Yourstory recently gave an interesting insight about the startup founders and their background here.The top three sectors with the most founders are e-commerce, enterprise software & tools, and fintech. In all these sectors, founders who have previous experience in similar companies have proven to be successful in their ventures.
Lifestyle
This is something which may seem unrelated to business, but it is key in understanding the founder’s personality. Scrutinizing their lifestyle helps you understand their behaviour. Will they utilize the money wisely? Are they disciplined? Do they take investments for granted? What is their credibility? While these are some personal questions of course, knowing these traits puts your mind at ease knowing that your money is not going to be blown up in personal expenses. It is not uncommon for founders to start putting investor money in unrelated businesses.
The recent dramatic fall of WeWork serves as an example of how a founder’s whims can lead to the downfall of the company.
Coachable
It is one thing to be committed and educated about your domain, but another to not be open to new ideas in the workspace. Before investing in a founder, you must look at how well they respond to feedback, criticism and even new concepts. If ideation is not welcome then there is no scope of success in a company.
Larry Page and Sergey Brin founded Google and were brilliant computer scientists. However when Google started growing faster than their expectations , they lacked the business acumen to handle the corporate growth. That is when they turned to Eric Schmidt, who helped them understand the corporate infrastructure requirements needed for Google.
Sales Acumen
A crucial trait that promises growth of business. It’s one thing to put forth a creative idea, but totally another to find a religious following for it. If a founder is able to sell their proposal, it is also to be understood that they comprehend the science of selling a thought to thousands and millions of people. Investing in a salesperson like this will only give you positive results.
Billionaire Mark Cuban famously said in an interview — “Do you know who the biggest salesperson in your company has to be? You.”
When investing in a founder, one of the other key factors is also to understand the team culture they uphold. This team will be helpful in growing the business and it becomes significant to know how the founders lead, coordinate and create space for business growth.
The CoFounders
One attribute to look into is the relationship the founders share with each other. This does not mean that they both are on the same page about each idea, but it involves understanding differences and finding the best solution. It is also to be noted that an ego-clash between two ideators is a big loophole in any business growth, so if you notice any clash which cannot be solved with discussion, they are probably not your best bet.
Team Dynamics
A company needs a reliable and efficient team to show results.

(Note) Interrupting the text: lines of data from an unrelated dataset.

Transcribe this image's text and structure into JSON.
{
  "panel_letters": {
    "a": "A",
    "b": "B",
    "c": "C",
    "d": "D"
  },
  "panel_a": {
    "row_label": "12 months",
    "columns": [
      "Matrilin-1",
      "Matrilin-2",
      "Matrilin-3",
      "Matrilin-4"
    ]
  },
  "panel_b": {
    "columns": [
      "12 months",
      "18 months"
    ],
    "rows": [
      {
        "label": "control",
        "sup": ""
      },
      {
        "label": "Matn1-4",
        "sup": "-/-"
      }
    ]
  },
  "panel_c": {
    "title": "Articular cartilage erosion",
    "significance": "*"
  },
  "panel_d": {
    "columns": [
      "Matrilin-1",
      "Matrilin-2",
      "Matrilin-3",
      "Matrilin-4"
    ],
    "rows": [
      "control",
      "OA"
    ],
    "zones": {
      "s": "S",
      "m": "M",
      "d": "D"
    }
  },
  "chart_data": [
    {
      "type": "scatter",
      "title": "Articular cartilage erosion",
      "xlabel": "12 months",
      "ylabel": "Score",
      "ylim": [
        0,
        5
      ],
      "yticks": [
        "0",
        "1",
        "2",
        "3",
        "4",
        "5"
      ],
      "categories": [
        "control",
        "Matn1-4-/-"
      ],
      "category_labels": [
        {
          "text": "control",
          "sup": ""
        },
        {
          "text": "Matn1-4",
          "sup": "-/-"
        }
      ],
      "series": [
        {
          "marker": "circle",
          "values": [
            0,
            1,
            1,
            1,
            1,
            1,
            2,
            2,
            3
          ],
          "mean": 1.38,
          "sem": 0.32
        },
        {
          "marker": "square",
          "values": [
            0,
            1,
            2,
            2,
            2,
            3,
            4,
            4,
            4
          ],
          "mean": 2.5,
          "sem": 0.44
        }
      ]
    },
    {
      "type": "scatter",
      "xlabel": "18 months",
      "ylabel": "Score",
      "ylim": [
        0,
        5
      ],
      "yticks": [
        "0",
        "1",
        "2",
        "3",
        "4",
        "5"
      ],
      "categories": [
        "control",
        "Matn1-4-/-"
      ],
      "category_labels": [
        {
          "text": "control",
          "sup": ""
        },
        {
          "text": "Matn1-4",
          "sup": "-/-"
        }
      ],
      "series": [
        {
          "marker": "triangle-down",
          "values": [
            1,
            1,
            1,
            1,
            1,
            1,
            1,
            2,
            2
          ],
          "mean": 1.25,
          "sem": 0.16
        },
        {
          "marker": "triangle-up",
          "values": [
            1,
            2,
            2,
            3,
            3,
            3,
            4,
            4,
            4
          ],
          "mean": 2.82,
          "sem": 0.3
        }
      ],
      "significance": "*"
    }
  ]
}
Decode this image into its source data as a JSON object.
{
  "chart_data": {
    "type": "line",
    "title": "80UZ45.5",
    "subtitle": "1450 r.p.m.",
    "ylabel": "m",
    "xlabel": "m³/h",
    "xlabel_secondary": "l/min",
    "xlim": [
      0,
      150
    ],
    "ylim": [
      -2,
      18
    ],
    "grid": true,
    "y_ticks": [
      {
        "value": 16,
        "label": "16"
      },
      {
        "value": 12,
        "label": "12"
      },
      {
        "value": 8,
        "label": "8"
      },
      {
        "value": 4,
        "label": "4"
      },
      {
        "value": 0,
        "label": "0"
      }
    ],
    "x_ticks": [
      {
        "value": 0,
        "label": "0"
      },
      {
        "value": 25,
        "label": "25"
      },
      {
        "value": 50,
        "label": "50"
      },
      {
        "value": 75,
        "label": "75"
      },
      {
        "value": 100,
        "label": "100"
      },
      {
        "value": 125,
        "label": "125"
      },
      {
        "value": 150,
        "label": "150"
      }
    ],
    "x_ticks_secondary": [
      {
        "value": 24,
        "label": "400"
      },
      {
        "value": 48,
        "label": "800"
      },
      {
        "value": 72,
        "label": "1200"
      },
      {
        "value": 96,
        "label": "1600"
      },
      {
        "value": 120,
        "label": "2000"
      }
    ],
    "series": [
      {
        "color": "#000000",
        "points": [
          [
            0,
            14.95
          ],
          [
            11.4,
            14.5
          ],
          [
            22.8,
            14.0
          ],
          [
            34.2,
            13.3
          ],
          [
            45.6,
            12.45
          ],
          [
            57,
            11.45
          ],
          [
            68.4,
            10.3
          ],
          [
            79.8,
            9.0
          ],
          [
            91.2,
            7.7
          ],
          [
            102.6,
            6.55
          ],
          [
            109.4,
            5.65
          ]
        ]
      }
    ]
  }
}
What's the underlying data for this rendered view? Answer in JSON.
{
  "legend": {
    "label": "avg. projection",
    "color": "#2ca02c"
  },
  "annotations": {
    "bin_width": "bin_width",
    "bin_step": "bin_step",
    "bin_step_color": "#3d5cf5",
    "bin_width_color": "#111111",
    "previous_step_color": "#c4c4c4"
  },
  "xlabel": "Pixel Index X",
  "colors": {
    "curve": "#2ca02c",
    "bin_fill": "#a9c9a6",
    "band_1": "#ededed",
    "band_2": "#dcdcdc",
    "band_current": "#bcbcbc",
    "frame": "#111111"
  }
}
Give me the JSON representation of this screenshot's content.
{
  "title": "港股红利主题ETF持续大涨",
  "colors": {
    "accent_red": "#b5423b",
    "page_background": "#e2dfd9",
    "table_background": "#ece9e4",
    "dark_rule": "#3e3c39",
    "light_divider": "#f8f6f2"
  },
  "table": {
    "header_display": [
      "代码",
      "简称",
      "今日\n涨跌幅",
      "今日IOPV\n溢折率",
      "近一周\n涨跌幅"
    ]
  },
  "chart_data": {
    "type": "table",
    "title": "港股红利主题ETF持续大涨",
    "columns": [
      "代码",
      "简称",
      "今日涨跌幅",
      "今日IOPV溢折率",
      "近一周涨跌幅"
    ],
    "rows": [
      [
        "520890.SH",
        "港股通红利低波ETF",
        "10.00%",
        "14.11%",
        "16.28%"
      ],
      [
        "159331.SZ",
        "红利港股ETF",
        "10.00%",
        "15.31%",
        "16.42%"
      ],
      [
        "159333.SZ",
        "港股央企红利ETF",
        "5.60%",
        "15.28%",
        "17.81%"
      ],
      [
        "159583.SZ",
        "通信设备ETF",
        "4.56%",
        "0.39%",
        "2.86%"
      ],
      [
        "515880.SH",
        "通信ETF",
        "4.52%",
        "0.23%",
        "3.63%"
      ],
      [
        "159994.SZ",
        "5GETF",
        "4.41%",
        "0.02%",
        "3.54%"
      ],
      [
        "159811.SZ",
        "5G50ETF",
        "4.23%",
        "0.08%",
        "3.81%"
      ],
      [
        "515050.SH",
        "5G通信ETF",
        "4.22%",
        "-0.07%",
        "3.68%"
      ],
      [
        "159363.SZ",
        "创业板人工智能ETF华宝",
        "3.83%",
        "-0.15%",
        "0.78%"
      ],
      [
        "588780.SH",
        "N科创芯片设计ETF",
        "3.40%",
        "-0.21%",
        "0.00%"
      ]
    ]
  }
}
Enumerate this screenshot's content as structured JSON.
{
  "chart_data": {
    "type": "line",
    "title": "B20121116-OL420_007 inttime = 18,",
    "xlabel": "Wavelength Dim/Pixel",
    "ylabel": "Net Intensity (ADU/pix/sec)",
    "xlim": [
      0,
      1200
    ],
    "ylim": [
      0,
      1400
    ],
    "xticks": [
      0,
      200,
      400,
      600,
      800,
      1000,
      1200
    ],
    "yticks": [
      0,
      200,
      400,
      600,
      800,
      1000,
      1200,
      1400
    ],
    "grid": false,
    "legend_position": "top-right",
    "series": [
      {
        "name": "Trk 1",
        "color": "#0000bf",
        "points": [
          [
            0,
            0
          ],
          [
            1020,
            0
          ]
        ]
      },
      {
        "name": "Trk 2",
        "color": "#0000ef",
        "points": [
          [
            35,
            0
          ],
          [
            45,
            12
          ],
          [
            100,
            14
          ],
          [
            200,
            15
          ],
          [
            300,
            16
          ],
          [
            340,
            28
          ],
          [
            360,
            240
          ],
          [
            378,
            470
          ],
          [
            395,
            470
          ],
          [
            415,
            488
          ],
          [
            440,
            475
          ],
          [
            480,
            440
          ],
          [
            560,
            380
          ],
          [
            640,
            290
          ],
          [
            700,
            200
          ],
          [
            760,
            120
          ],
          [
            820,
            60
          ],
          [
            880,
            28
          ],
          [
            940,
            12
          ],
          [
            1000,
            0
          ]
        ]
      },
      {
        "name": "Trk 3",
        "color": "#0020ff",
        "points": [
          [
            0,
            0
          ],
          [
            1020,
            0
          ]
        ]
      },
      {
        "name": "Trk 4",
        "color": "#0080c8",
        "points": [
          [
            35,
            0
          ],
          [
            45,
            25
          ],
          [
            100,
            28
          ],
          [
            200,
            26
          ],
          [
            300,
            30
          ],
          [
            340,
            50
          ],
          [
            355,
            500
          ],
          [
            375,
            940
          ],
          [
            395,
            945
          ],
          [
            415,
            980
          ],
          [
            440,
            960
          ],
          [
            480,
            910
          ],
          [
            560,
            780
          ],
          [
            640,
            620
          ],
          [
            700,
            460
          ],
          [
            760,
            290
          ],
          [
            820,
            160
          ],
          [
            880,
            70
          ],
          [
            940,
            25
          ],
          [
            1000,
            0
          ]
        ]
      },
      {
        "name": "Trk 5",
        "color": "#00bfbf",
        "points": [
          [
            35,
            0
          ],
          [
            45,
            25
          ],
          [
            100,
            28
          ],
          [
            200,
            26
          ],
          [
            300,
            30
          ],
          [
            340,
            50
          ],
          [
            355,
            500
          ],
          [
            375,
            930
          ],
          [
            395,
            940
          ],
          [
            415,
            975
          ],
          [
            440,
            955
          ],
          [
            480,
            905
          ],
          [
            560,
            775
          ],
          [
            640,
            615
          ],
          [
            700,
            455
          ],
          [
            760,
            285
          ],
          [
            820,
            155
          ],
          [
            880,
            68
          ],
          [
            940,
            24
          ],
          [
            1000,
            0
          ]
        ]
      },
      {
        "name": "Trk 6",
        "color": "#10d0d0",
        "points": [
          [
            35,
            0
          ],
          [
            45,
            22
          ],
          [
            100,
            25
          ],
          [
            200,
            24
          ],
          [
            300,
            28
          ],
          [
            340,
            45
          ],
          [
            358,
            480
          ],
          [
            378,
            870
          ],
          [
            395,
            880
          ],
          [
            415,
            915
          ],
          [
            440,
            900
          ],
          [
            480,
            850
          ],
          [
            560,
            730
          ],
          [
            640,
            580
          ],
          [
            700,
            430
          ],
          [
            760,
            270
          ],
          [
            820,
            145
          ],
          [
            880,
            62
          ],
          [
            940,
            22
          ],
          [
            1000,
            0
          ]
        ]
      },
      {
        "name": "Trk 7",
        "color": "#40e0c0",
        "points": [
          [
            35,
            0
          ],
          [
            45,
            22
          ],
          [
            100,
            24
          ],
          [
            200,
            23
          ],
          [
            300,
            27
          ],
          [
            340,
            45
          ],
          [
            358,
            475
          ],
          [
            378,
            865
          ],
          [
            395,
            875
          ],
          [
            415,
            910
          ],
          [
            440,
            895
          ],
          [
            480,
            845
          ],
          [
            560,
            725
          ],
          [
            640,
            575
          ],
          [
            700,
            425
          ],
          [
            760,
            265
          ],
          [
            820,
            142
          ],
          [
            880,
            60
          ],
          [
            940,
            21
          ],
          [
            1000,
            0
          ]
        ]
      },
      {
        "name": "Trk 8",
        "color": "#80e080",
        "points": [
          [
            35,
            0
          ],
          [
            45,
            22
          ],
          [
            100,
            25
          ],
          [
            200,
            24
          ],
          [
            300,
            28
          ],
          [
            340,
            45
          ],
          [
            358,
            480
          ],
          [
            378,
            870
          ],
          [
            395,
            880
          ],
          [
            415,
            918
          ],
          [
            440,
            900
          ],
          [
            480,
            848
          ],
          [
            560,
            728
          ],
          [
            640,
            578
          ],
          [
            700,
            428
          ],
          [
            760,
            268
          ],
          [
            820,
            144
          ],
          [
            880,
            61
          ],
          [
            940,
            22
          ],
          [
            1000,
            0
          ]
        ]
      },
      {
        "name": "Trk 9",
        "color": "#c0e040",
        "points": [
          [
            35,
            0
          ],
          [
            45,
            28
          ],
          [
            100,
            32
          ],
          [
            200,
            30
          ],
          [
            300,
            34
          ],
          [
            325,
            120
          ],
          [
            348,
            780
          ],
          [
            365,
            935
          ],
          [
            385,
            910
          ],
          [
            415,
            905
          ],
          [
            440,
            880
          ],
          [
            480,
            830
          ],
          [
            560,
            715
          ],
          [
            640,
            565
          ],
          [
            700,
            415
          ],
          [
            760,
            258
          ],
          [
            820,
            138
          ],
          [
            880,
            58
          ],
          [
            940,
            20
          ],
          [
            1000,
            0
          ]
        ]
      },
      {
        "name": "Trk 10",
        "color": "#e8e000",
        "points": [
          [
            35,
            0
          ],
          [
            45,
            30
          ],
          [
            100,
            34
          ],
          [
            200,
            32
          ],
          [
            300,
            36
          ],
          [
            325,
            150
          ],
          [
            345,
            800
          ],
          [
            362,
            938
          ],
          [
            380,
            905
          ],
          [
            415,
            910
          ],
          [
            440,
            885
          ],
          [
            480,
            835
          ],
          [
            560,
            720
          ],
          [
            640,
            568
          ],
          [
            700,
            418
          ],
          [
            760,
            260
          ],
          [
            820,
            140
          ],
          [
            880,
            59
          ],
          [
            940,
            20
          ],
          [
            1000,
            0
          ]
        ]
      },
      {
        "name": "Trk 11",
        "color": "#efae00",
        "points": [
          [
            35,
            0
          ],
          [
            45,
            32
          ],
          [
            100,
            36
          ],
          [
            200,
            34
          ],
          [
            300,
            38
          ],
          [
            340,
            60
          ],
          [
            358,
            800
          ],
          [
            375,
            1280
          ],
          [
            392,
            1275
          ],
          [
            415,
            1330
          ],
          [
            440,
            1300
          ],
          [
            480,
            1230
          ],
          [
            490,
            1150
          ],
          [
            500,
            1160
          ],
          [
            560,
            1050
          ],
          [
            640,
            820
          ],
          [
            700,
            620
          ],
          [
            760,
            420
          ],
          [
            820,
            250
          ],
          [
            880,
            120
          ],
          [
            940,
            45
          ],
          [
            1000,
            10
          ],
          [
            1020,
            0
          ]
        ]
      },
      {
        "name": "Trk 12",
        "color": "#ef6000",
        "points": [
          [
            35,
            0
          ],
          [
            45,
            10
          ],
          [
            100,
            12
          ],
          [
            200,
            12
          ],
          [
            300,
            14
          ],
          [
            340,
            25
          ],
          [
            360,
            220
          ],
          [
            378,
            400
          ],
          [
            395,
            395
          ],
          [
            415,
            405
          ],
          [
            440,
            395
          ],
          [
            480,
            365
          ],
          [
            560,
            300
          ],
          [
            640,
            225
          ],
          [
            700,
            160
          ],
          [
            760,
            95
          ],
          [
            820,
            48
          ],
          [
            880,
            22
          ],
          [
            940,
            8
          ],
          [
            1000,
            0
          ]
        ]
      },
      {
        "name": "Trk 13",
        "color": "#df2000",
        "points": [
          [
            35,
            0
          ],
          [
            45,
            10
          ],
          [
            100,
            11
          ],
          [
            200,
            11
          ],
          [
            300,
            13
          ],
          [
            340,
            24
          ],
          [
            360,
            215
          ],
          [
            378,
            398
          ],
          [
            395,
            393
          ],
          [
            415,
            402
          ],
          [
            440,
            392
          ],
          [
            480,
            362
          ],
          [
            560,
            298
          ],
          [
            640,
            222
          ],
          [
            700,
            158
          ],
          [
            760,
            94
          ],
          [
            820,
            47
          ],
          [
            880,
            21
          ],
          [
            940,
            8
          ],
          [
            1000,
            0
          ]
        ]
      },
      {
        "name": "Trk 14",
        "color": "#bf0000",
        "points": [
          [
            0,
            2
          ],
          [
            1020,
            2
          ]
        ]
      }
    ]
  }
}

Not only does this mean a good equation with the boss, but also a healthy equation with the rest of the co-workers. An environment that drives co-workers to challenge as well as complement each other’s growth is essential and a must. Healthy competition can only bring the best!
Employee Engagement
An important but often missed point about a startup is knowing what perception employees have about the company as well as the founders. According to research published in Forbes, employee engagement, recognition and feedback are some vital points in ensuring a healthy work environment for employees. It also suggested that “96% of employees believe showing empathy is an important way to advance employee retention”.
Knowing that your founders believe not just in their idea but the team that will help them execute and grow the idea is an important factor to consider. Investment is a huge step, of course, and taking a holistic approach to your investment is crucial in making sure you get the best results for your money!